A casa em que Garrett viveu os primeiros anos de vida, à Cordoaria, está à venda por qualquer coisa como 350.000 euros - o equivalente a 70.000 contos - com frutaria e lugar de legumes e hortaliças no rés-do-chão. É, no sítio apropriado, uma evocação das Viagens na minha terra. O prédio ostenta na frontaria um artístico medalhão - o nome não deve ser o apropriado mas é o que me ocorre - homenageando o escritor em 1864, dez anos passados sobre a sua morte, há cento e quarenta anos. Ontem o que foi feito, e tanto quanto sei foi pouco, deveu-se essencialmente à iniciativa de particulares. A Livraria Académica e o incontornável Nuno Canavez promoveram uma exposição de edições de obras do autor que, por dificuldades várias, ainda não visitei. Aí também ontem à tarde se reuniu quem esteve interessado em fazer um percurso evocativo de Garrett, conduzido por Germano Silva. Um homem que tem desenvolvido um trabalho notável, que acumula invejáveis conhecimentos e que a cidade não considera como devia. Mas que eu pessoalmente muito admiro e leio com uma quase devoção.

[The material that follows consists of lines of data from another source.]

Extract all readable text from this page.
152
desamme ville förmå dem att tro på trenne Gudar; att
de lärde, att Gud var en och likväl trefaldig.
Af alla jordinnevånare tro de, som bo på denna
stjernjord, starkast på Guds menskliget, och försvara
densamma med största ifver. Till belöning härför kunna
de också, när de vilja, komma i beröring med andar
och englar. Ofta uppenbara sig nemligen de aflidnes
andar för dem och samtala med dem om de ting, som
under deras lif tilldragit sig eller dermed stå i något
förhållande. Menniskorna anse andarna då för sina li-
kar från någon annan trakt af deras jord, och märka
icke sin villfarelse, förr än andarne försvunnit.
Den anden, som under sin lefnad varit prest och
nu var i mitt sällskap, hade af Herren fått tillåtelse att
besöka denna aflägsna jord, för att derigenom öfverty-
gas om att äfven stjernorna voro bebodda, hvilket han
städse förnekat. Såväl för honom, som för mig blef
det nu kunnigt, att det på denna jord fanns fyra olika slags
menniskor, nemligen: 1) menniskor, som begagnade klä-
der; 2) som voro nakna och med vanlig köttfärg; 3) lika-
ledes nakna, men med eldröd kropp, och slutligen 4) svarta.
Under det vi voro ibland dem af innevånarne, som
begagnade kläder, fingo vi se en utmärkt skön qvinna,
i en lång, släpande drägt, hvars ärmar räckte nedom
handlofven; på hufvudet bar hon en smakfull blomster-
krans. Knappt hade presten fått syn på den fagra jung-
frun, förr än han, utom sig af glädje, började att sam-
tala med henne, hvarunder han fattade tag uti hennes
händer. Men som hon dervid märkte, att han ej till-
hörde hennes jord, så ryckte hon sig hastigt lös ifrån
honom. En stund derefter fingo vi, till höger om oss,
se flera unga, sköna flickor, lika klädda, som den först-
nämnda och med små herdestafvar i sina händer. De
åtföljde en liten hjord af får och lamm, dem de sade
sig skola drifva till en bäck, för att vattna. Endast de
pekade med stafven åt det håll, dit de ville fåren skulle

A casa em que Garrett morreu em Lisboa, fez ontem 150 anos, tem sido objecto de notícia. Não pela notoriedade do inquilino que albergou, aliás por curto tempo, mas pelo condomínio de luxo a que o local já estaria destinado. A bem das letras pátrias, da indústria do cimento e da associação dos construtores civis. Devo a Virgílio Marques, a quem importa reconhecer o persistente esforço em benefício da memória de outra incontornável figura do Porto, a fotografia que ilustra este apontamento. Sem qualidade, pela estreiteza da rua e pela falta de atributos para fotógrafo, segundo diz. Mas que, mesmo assim, dispensa uma só palavra porque é de todo elucidativa. A lápide, cuja arte já hoje se não encontra, tem a seguinte inscrição: "No dia 9 de Dezembro de 1854 faleceu nesta casa o poeta português visconde de Almeida Garrett". Hoje, muito provavelmente, um chegado grupo de amigos limitar-se-ia a fazer publicar um anúncio na secção necrológica de um dos jornais do Grupo PT.

A outra luta de Vírgilio Marques, com a criação da Associação Guilhermina Suggia, prossegue e terá, como outras, o pequeno contributo que eu, pessoalmente, possa dar-lhe. No respeito pelo passado de onde provimos, pelo presente em que nos afirmamos e pelo futuro que devemos às gerações vindouras. Que têm direito a mais e melhor do que viver na pobre perspectiva de ir pagando as prestações das dívidas que lhes deixámos como herança.